Desde entonces, el liderazgo costeño se ha consolidado pero sólo en términos de una infidelidad predominantemente masculina. Actualmente Barranquilla se distingue además por un porcentaje mayor de mujeres fieles que Cali, Medellín o Bogotá.

Mi primera maestra en cuestiones de género nunca cesó de repetirme que la principal cruz de muchas colombianas era tener que aguantar un marido mujeriego que, encima, las celaba. Esa diferencia básica de derechos en la pareja era para ella la esencia del machismo en el país. “Lo demás son arandelas”, decía. Siguiendo esa intuición, construí un indicador de machismo por ciudades basado en el exceso de infidelidad masculina sobre la femenina y la compartida.


Con esta medida, el machismo en Barranquilla aparece superior al de Cali o Medellín y, sobre todo, al de Bogotá. La capital se encuentra a la vanguardia en la proporción de parejas para las que la infidelidad está dejando de ser un asunto exclusivamente varonil. Este indicador no sólo presenta los perfiles esperados –aumenta con la edad, disminuye con la educación y se consolida con el matrimonio y los hijos- sino que es consistente con la geografía del machismo que elaboré con las preguntas sobre actitudes hacia el trabajo femenino de la Encuesta Colombiana de Valores.

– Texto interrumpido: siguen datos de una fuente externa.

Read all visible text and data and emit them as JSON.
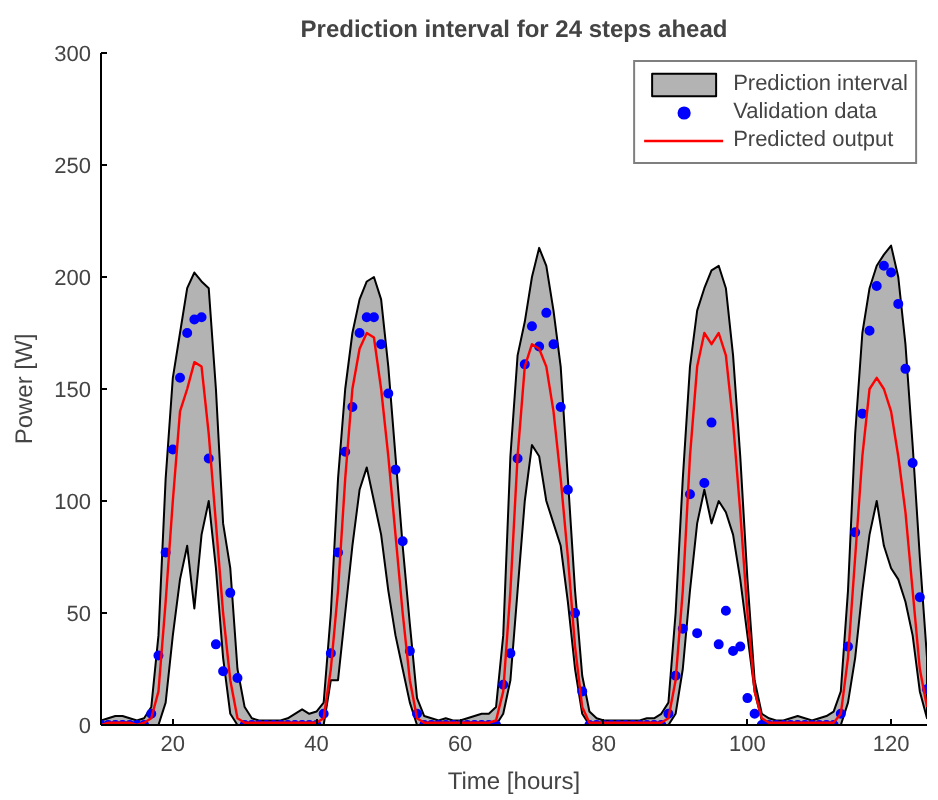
{
  "chart_data": {
    "type": "line",
    "title": "Prediction interval for 24 steps ahead",
    "xlabel": "Time [hours]",
    "ylabel": "Power [W]",
    "x": [
      10,
      11,
      12,
      13,
      14,
      15,
      16,
      17,
      18,
      19,
      20,
      21,
      22,
      23,
      24,
      25,
      26,
      27,
      28,
      29,
      30,
      31,
      32,
      33,
      34,
      35,
      36,
      37,
      38,
      39,
      40,
      41,
      42,
      43,
      44,
      45,
      46,
      47,
      48,
      49,
      50,
      51,
      52,
      53,
      54,
      55,
      56,
      57,
      58,
      59,
      60,
      61,
      62,
      63,
      64,
      65,
      66,
      67,
      68,
      69,
      70,
      71,
      72,
      73,
      74,
      75,
      76,
      77,
      78,
      79,
      80,
      81,
      82,
      83,
      84,
      85,
      86,
      87,
      88,
      89,
      90,
      91,
      92,
      93,
      94,
      95,
      96,
      97,
      98,
      99,
      100,
      101,
      102,
      103,
      104,
      105,
      106,
      107,
      108,
      109,
      110,
      111,
      112,
      113,
      114,
      115,
      116,
      117,
      118,
      119,
      120,
      121,
      122,
      123,
      124,
      125
    ],
    "series": [
      {
        "name": "Prediction interval",
        "type": "area",
        "color": "#b3b3b3",
        "values": [
          null,
          null,
          null,
          null,
          null,
          null,
          null,
          null,
          null,
          null,
          null,
          null,
          null,
          null,
          null,
          null,
          null,
          null,
          null,
          null,
          null,
          null,
          null,
          null,
          null,
          null,
          null,
          null,
          null,
          null,
          null,
          null,
          null,
          null,
          null,
          null,
          null,
          null,
          null,
          null,
          null,
          null,
          null,
          null,
          null,
          null,
          null,
          null,
          null,
          null,
          null,
          null,
          null,
          null,
          null,
          null,
          null,
          null,
          null,
          null,
          null,
          null,
          null,
          null,
          null,
          null,
          null,
          null,
          null,
          null,
          null,
          null,
          null,
          null,
          null,
          null,
          null,
          null,
          null,
          null,
          null,
          null,
          null,
          null,
          null,
          null,
          null,
          null,
          null,
          null,
          null,
          null,
          null,
          null,
          null,
          null,
          null,
          null,
          null,
          null,
          null,
          null,
          null,
          null,
          null,
          null,
          null,
          null,
          null,
          null,
          null,
          null,
          null,
          null,
          null,
          null
        ],
        "upper": [
          2,
          3,
          4,
          4,
          3,
          2,
          3,
          8,
          40,
          110,
          155,
          175,
          195,
          202,
          198,
          195,
          150,
          90,
          70,
          25,
          8,
          3,
          2,
          2,
          2,
          2,
          3,
          5,
          7,
          5,
          6,
          10,
          50,
          110,
          150,
          175,
          190,
          198,
          200,
          190,
          160,
          120,
          80,
          45,
          12,
          4,
          3,
          2,
          3,
          2,
          2,
          3,
          4,
          5,
          5,
          8,
          40,
          120,
          165,
          180,
          200,
          213,
          205,
          185,
          160,
          110,
          60,
          22,
          6,
          3,
          2,
          2,
          2,
          2,
          2,
          2,
          3,
          3,
          5,
          10,
          50,
          110,
          160,
          185,
          195,
          203,
          205,
          195,
          165,
          120,
          65,
          20,
          5,
          3,
          2,
          2,
          3,
          4,
          3,
          2,
          3,
          4,
          6,
          15,
          60,
          130,
          175,
          195,
          205,
          210,
          214,
          200,
          170,
          125,
          75,
          30
        ],
        "lower": [
          0,
          0,
          0,
          0,
          0,
          0,
          0,
          0,
          0,
          10,
          40,
          65,
          80,
          52,
          85,
          100,
          70,
          30,
          5,
          0,
          0,
          0,
          0,
          0,
          0,
          0,
          0,
          0,
          0,
          0,
          0,
          0,
          20,
          20,
          50,
          80,
          105,
          115,
          100,
          85,
          60,
          40,
          25,
          10,
          0,
          0,
          0,
          0,
          0,
          0,
          0,
          0,
          0,
          0,
          0,
          0,
          5,
          20,
          60,
          100,
          125,
          120,
          100,
          90,
          80,
          55,
          25,
          5,
          0,
          0,
          0,
          0,
          0,
          0,
          0,
          0,
          0,
          0,
          0,
          0,
          5,
          25,
          60,
          90,
          105,
          90,
          100,
          95,
          85,
          65,
          40,
          15,
          2,
          0,
          0,
          0,
          0,
          0,
          0,
          0,
          0,
          0,
          0,
          0,
          10,
          30,
          60,
          85,
          100,
          80,
          70,
          65,
          55,
          40,
          15,
          3
        ]
      },
      {
        "name": "Validation data",
        "type": "scatter",
        "marker": "circle",
        "color": "#0000ff",
        "values": [
          0,
          0,
          0,
          0,
          0,
          0,
          0,
          5,
          31,
          77,
          123,
          155,
          175,
          181,
          182,
          119,
          36,
          24,
          59,
          21,
          0,
          0,
          0,
          0,
          0,
          0,
          0,
          0,
          0,
          0,
          0,
          5,
          32,
          77,
          122,
          142,
          175,
          182,
          182,
          170,
          148,
          114,
          82,
          33,
          5,
          0,
          0,
          0,
          0,
          0,
          0,
          0,
          0,
          0,
          0,
          0,
          18,
          32,
          119,
          161,
          178,
          169,
          184,
          170,
          142,
          105,
          50,
          15,
          0,
          0,
          0,
          0,
          0,
          0,
          0,
          0,
          0,
          0,
          0,
          5,
          22,
          43,
          103,
          41,
          108,
          135,
          36,
          51,
          33,
          35,
          12,
          5,
          0,
          0,
          0,
          0,
          0,
          0,
          0,
          0,
          0,
          0,
          0,
          5,
          35,
          86,
          139,
          176,
          196,
          205,
          202,
          188,
          159,
          117,
          57,
          16
        ]
      },
      {
        "name": "Predicted output",
        "line_style": "solid",
        "color": "#ff0000",
        "values": [
          0,
          1,
          1,
          1,
          1,
          0,
          1,
          3,
          15,
          55,
          100,
          140,
          150,
          162,
          160,
          130,
          90,
          50,
          20,
          3,
          1,
          1,
          1,
          1,
          1,
          1,
          1,
          1,
          1,
          1,
          1,
          3,
          25,
          60,
          110,
          150,
          168,
          175,
          173,
          150,
          120,
          85,
          50,
          20,
          3,
          1,
          1,
          1,
          1,
          1,
          1,
          1,
          1,
          1,
          1,
          2,
          15,
          60,
          120,
          160,
          170,
          168,
          160,
          140,
          110,
          75,
          35,
          8,
          1,
          1,
          1,
          1,
          1,
          1,
          1,
          1,
          1,
          1,
          1,
          3,
          20,
          60,
          120,
          160,
          175,
          170,
          175,
          165,
          135,
          95,
          50,
          15,
          3,
          1,
          1,
          1,
          1,
          1,
          1,
          1,
          1,
          1,
          1,
          5,
          30,
          75,
          120,
          150,
          155,
          150,
          140,
          120,
          95,
          60,
          25,
          8
        ]
      }
    ],
    "xlim": [
      10,
      125
    ],
    "ylim": [
      0,
      300
    ],
    "xticks": [
      20,
      40,
      60,
      80,
      100,
      120
    ],
    "yticks": [
      0,
      50,
      100,
      150,
      200,
      250,
      300
    ],
    "grid": false,
    "legend": "top right"
  }
}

Una conjetura sobre la infidelidad y el machismo actuales en la Costa es que desde la publicación del trabajo de Virginia Gutiérrez los curas y luego los pastores recuperaron el descuido religioso en el que se encontraba la región desde la colonia y que, según ella, explicaba la baja formalización de las uniones. Parecería que la prédica se centró en las mujeres.